In recent conversations, several people who teach crisis management have bemoaned to me the lack of case studies that really capture how social and digital media drive the modern crisis.
Older case studies don’t help teach techniques that students must understand for today’s threats.
Any crisis plan that is older than two years old is going to be next to useless when the worst does happen.
Any crisis case study from more than five years ago is unlikely to yield much in the way of teaching for how it might happen tomorrow.
But it is instructive to look at those old, if you like, ‘classic’ crises, to understand how much better prepared an organization must be in 2017.
Let’s begin with the mother and father of all the pre-digital classic case studies, Tylenol.
What happened?
The Tylenol crisis was a series of deaths from poisoning resulting from the tampering of Tylenol capsules in the Chicago area that began in September 1982. The response by Tylenol’s owner, Johnson & Johnson (J&J), considerably raised the bar for standards of transparency and accountability.
Not only was J&J rightly praised for its recall decision and communications, the episode reflected a fundamental shift in public perception about the responsibility of a corporation to its customers.

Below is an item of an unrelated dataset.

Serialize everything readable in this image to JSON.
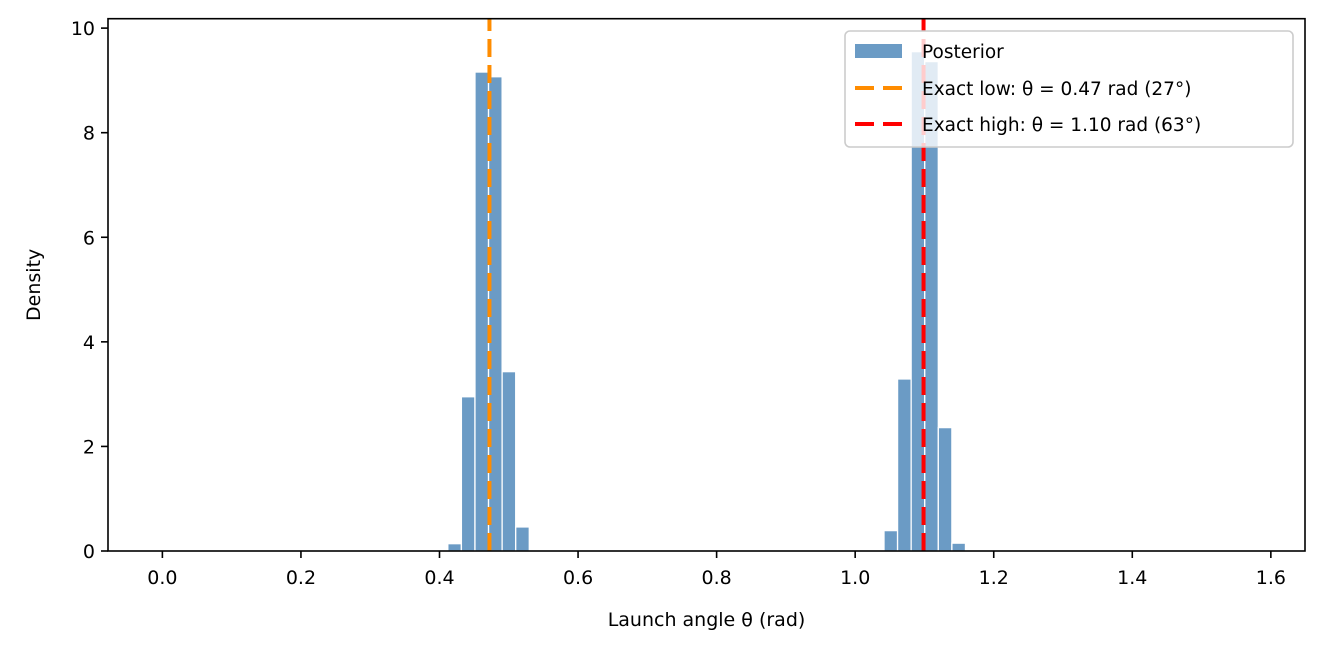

Twenty years later, looking back on how the handling of the incident had become the foundation of J&J’s stellar reputation, Judith Rehak of the New York Times (‘Tylenol Made a Hero of Johnson & Johnson’, March 23, 2002) wrote:
“What placed apart Johnson & Johnson’s handling of the crisis from others? It placed consumers first by recalling 31 million bottles of Tylenol capsules from store shelves and offering replacement product in the safer tablet form free of charge.”
How might it look different today?
The equivalent nowadays of external bad actors holding a company’s products and reputation to ransom would look more like the cyber-attack suffered recently by HBO (and previously by Sony in November 2014).

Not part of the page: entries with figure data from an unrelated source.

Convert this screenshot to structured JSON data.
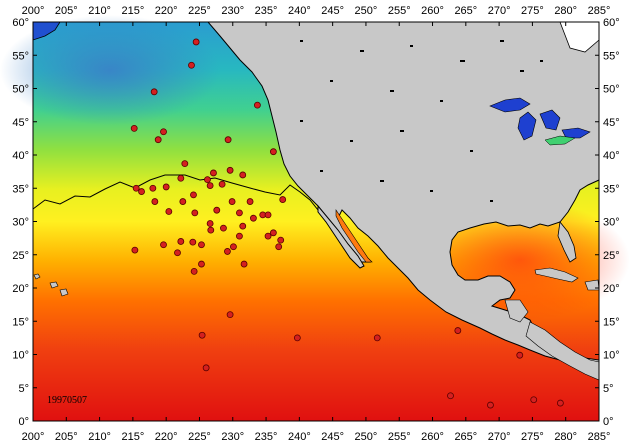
{
  "date_label": "19970507",
  "x_axis": {
    "ticks": [
      "200°",
      "205°",
      "210°",
      "215°",
      "220°",
      "225°",
      "230°",
      "235°",
      "240°",
      "245°",
      "250°",
      "255°",
      "260°",
      "265°",
      "270°",
      "275°",
      "280°",
      "285°"
    ],
    "range": [
      200,
      285
    ]
  },
  "y_axis": {
    "ticks": [
      "0°",
      "5°",
      "10°",
      "15°",
      "20°",
      "25°",
      "30°",
      "35°",
      "40°",
      "45°",
      "50°",
      "55°",
      "60°"
    ],
    "range": [
      0,
      60
    ]
  },
  "colors": {
    "land": "#c8c8c8",
    "coastline": "#000000",
    "marker_fill": "#d42020",
    "marker_stroke": "#5a0000",
    "frame": "#000000",
    "sst_cold": "#4a90d0",
    "sst_cool": "#20c0a0",
    "sst_mild": "#80e040",
    "sst_warm": "#f0f020",
    "sst_hot": "#ff8000",
    "sst_hottest": "#e01010"
  },
  "stations": [
    {
      "lon": 224.5,
      "lat": 57
    },
    {
      "lon": 223.8,
      "lat": 53.5
    },
    {
      "lon": 218.2,
      "lat": 49.5
    },
    {
      "lon": 233.7,
      "lat": 47.5
    },
    {
      "lon": 219.6,
      "lat": 43.5
    },
    {
      "lon": 215.2,
      "lat": 44
    },
    {
      "lon": 218.8,
      "lat": 42.3
    },
    {
      "lon": 229.3,
      "lat": 42.3
    },
    {
      "lon": 236.1,
      "lat": 40.5
    },
    {
      "lon": 222.8,
      "lat": 38.7
    },
    {
      "lon": 227.1,
      "lat": 37.3
    },
    {
      "lon": 229.6,
      "lat": 37.7
    },
    {
      "lon": 222.2,
      "lat": 36.5
    },
    {
      "lon": 226.2,
      "lat": 36.3
    },
    {
      "lon": 231.5,
      "lat": 37
    },
    {
      "lon": 228.4,
      "lat": 35.6
    },
    {
      "lon": 226.6,
      "lat": 35.4
    },
    {
      "lon": 220.0,
      "lat": 35.2
    },
    {
      "lon": 215.5,
      "lat": 35
    },
    {
      "lon": 216.3,
      "lat": 34.5
    },
    {
      "lon": 218.0,
      "lat": 35
    },
    {
      "lon": 224.1,
      "lat": 34
    },
    {
      "lon": 222.5,
      "lat": 33
    },
    {
      "lon": 218.3,
      "lat": 33
    },
    {
      "lon": 229.9,
      "lat": 33
    },
    {
      "lon": 232.6,
      "lat": 33
    },
    {
      "lon": 237.5,
      "lat": 33.3
    },
    {
      "lon": 220.4,
      "lat": 31.5
    },
    {
      "lon": 224.3,
      "lat": 31.3
    },
    {
      "lon": 227.6,
      "lat": 31.7
    },
    {
      "lon": 231.0,
      "lat": 31.3
    },
    {
      "lon": 234.5,
      "lat": 31
    },
    {
      "lon": 235.3,
      "lat": 31
    },
    {
      "lon": 233.1,
      "lat": 30.5
    },
    {
      "lon": 226.6,
      "lat": 29.7
    },
    {
      "lon": 231.5,
      "lat": 29.3
    },
    {
      "lon": 228.6,
      "lat": 29
    },
    {
      "lon": 226.7,
      "lat": 28.7
    },
    {
      "lon": 236.1,
      "lat": 28.3
    },
    {
      "lon": 235.3,
      "lat": 27.8
    },
    {
      "lon": 231.0,
      "lat": 27.8
    },
    {
      "lon": 237.2,
      "lat": 27.2
    },
    {
      "lon": 222.2,
      "lat": 27
    },
    {
      "lon": 224.0,
      "lat": 26.9
    },
    {
      "lon": 219.6,
      "lat": 26.5
    },
    {
      "lon": 225.3,
      "lat": 26.5
    },
    {
      "lon": 230.1,
      "lat": 26.2
    },
    {
      "lon": 236.9,
      "lat": 26.2
    },
    {
      "lon": 215.3,
      "lat": 25.7
    },
    {
      "lon": 221.7,
      "lat": 25.3
    },
    {
      "lon": 229.2,
      "lat": 25.5
    },
    {
      "lon": 225.3,
      "lat": 23.6
    },
    {
      "lon": 231.7,
      "lat": 23.6
    },
    {
      "lon": 224.2,
      "lat": 22.5
    },
    {
      "lon": 229.6,
      "lat": 16
    },
    {
      "lon": 225.4,
      "lat": 12.9
    },
    {
      "lon": 226.0,
      "lat": 8
    },
    {
      "lon": 239.7,
      "lat": 12.5
    },
    {
      "lon": 251.7,
      "lat": 12.5
    },
    {
      "lon": 263.8,
      "lat": 13.6
    },
    {
      "lon": 273.1,
      "lat": 9.9
    },
    {
      "lon": 262.7,
      "lat": 3.8
    },
    {
      "lon": 268.7,
      "lat": 2.4
    },
    {
      "lon": 275.2,
      "lat": 3.2
    },
    {
      "lon": 279.2,
      "lat": 2.7
    }
  ]
}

In July, HBO revealed it had been the victim of an attack which had accessed large amounts of its data, including forthcoming episodes of popular show such as ‘Game of Thrones’ and potentially sensitive email exchanges.
When it happened to Sony, the media coverage quickly pivoted from an outrage at the crime of hacking and instead looked at the explosive content of the emails. Sony’s then CEO eventually lost her job.
What’s the lesson?
Johnson & Johnson took a brave decision which strengthened the company’s reputation long term, protected consumers and saved the Tylenol brand. But they had time to consider options, confer and discuss with experts. The landscape was very difficult but more controllable – physical product sitting on actual store shelves.
In examples like HBO and Sony, there is so little to control.
The data is already out there to be revealed whenever the perpetrator feels like it and the motives are entirely unclear.
It’s not obvious that the company will get support from the media and consumers as the victim of a crime – there is blame for not protecting the data and who knows what the stolen emails will reveal.
Any organization now must have a crisis response plan ready for this kind of threat, and it must be accessible and actionable from anywhere and at any time.
And cyber security needs to be reviewed and strengthened on a frequent basis.